Moses Ali recently touted young leaders to be proud that “their grandfathers are hardworking and still want to serve them”. He was the minister of Tourism tasked to woo tourists into Uganda at a time when the country was just trying to get on its feet. After a short stint in government, he was arrested and sent to Luzira prison for some years over allegations of subversive activities against the government. Upon his release he served as deputy prime minister, among others. Currently, he is the third deputy premier.

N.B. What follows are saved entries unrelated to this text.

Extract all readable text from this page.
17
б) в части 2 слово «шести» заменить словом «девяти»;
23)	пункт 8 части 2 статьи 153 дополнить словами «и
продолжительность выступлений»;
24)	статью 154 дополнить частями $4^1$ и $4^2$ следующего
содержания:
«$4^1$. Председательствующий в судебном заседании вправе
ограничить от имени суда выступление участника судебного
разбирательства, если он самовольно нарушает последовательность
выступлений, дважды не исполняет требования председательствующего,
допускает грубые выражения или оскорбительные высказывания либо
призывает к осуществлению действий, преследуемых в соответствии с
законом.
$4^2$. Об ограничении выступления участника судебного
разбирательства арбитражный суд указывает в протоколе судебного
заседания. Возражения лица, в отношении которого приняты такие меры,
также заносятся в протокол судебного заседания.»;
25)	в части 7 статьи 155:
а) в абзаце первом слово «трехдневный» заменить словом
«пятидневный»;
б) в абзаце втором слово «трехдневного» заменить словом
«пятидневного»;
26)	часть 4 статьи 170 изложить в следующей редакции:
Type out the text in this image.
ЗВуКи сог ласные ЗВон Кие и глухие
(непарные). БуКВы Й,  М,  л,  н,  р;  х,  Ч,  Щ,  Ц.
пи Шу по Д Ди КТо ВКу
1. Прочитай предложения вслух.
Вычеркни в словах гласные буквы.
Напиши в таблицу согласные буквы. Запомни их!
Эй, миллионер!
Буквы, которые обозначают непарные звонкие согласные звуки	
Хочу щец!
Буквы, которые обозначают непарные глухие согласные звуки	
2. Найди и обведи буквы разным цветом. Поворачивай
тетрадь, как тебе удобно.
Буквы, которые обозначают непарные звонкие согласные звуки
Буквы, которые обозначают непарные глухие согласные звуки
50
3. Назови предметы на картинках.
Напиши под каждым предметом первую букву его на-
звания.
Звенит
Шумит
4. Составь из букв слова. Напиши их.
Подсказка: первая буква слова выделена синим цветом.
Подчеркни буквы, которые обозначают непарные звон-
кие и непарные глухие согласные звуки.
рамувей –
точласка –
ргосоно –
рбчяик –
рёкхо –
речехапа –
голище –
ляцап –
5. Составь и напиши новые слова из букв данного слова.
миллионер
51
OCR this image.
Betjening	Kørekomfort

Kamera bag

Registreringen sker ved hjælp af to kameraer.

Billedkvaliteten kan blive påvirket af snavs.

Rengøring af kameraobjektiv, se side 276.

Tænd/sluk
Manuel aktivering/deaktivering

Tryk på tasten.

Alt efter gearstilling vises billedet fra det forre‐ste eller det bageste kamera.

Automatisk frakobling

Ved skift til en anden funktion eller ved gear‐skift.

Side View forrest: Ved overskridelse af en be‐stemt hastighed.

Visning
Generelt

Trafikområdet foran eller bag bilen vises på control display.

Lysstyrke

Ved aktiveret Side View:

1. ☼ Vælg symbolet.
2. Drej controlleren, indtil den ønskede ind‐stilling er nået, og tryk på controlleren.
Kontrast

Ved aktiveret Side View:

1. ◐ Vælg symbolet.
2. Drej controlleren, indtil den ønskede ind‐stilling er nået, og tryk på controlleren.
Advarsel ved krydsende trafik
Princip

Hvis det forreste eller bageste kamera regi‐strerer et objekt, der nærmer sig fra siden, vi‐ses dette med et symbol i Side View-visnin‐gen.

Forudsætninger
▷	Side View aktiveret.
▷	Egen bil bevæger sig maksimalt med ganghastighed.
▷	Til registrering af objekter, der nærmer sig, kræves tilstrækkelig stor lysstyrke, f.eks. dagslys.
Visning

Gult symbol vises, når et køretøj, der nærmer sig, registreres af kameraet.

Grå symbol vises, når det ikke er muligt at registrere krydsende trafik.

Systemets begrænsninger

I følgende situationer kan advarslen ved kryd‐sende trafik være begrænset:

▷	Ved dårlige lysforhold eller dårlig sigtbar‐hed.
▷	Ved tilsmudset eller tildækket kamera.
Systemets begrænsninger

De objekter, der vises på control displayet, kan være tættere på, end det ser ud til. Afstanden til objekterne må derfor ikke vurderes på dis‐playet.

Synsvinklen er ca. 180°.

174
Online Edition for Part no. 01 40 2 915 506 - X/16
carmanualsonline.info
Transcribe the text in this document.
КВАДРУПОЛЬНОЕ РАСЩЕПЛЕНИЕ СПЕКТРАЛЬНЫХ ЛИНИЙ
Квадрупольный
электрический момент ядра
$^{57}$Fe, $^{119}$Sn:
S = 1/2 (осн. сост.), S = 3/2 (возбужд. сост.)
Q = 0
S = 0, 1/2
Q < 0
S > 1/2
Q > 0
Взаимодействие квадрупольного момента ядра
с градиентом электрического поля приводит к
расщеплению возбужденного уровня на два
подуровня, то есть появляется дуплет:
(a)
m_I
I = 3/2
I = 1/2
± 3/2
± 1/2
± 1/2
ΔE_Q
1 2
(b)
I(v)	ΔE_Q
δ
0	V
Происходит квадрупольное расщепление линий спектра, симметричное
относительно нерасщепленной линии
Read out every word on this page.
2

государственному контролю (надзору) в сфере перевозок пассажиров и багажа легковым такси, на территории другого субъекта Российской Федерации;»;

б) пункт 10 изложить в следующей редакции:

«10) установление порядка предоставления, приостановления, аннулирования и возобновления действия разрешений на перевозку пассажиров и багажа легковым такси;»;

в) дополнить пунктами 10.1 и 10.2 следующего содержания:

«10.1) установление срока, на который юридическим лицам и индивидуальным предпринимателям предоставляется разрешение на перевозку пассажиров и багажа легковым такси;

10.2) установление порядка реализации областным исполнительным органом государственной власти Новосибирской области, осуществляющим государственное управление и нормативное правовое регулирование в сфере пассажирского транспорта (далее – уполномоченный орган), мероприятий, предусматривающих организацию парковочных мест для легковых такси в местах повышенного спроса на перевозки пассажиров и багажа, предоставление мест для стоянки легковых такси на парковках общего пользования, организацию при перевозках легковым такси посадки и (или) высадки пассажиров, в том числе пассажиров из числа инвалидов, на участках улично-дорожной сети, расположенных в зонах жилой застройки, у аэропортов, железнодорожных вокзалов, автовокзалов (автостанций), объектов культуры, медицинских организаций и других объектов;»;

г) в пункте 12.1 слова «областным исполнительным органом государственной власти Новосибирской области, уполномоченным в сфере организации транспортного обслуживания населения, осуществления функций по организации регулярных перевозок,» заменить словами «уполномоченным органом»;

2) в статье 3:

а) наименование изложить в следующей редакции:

Twenty-eight years ago, he started as a minister of labour before moving on to serve in different capacities as a minister for 17 years, including for local government. At the advent of the return to multiparty politics, he played a vital role in transforming the NRM organisation into a political party before falling out with the party he helped create. When he left government, he went ahead to form his political party – People’s Progressive Party (PPP) – and he contested in the 2011 presidential elections.
Dr Crispus Kiyonga
He started as the minister of Cooperatives and Marketing in 1986 before moving on to Finance, replacing Prof Ponsiano Mulema who had passed away. Kiyonga spent some years out of cabinet before bouncing back as a minister of Health. He then served as minister of Defence. He is now only prominent voice from Rwenzururu loyal to the government in the Rwenzururu fracas.
General Elly Tumwine
He served as Commander of the National Resistance Army from 1984 to 1987. He is one of the highest-ranking members of the UPDF. He has served in various positions. He was Minister of State for Defence in 1989.Director General of the External Security Organization (ESO) from 1994 until 1996, Presidential Adviser from 1996 until 1998 and Chairman of the High Command Appeals Committee from 1986 until 1999. He has also continuously represented the UPDF in Parliament. In September 2005, he was promoted to the rank of General in the UPDF and named to Chair the UPDF General Court Marshal. Elly Tumwime an art aficionado runs an art gallery and has released music albums. He is of late a popular figure especially during the handover of medals.
Prof Edward Kakonge
He was the Local Government minister in 1986. It was during his reign that the decentralisation policy was muted under his stewardship at the ministry. In 1989, like the rest of the cabinet ministers, he went to contest for the Constituent Assembly election but he lost. Prof Kakonge went back to teach at Makerere University. Kakonge served as the chairman of UPC.
Others in the class of 1986
BANK OF UGANDA GOVERNOR
Dr. Sulaiman Kiggundu (born about 1950, died on 21 June 2008 in South Africa) was a Ugandan economist and politician. He was Governor of Bank of Uganda from 1986 to 1990. In 1995 he established the Greenland Bank, a bank that was dissolved by the central bank in 1998. In connection with irregularities surrounding the resolution, which he was unable to pay the bank $ 370,000 that he owed, he served in 2002, six months in prison. From 2005, he led the party Forum for Democratic Change (FDC).He died of colon cancer on Donald and Gordon Hospital in South Africa.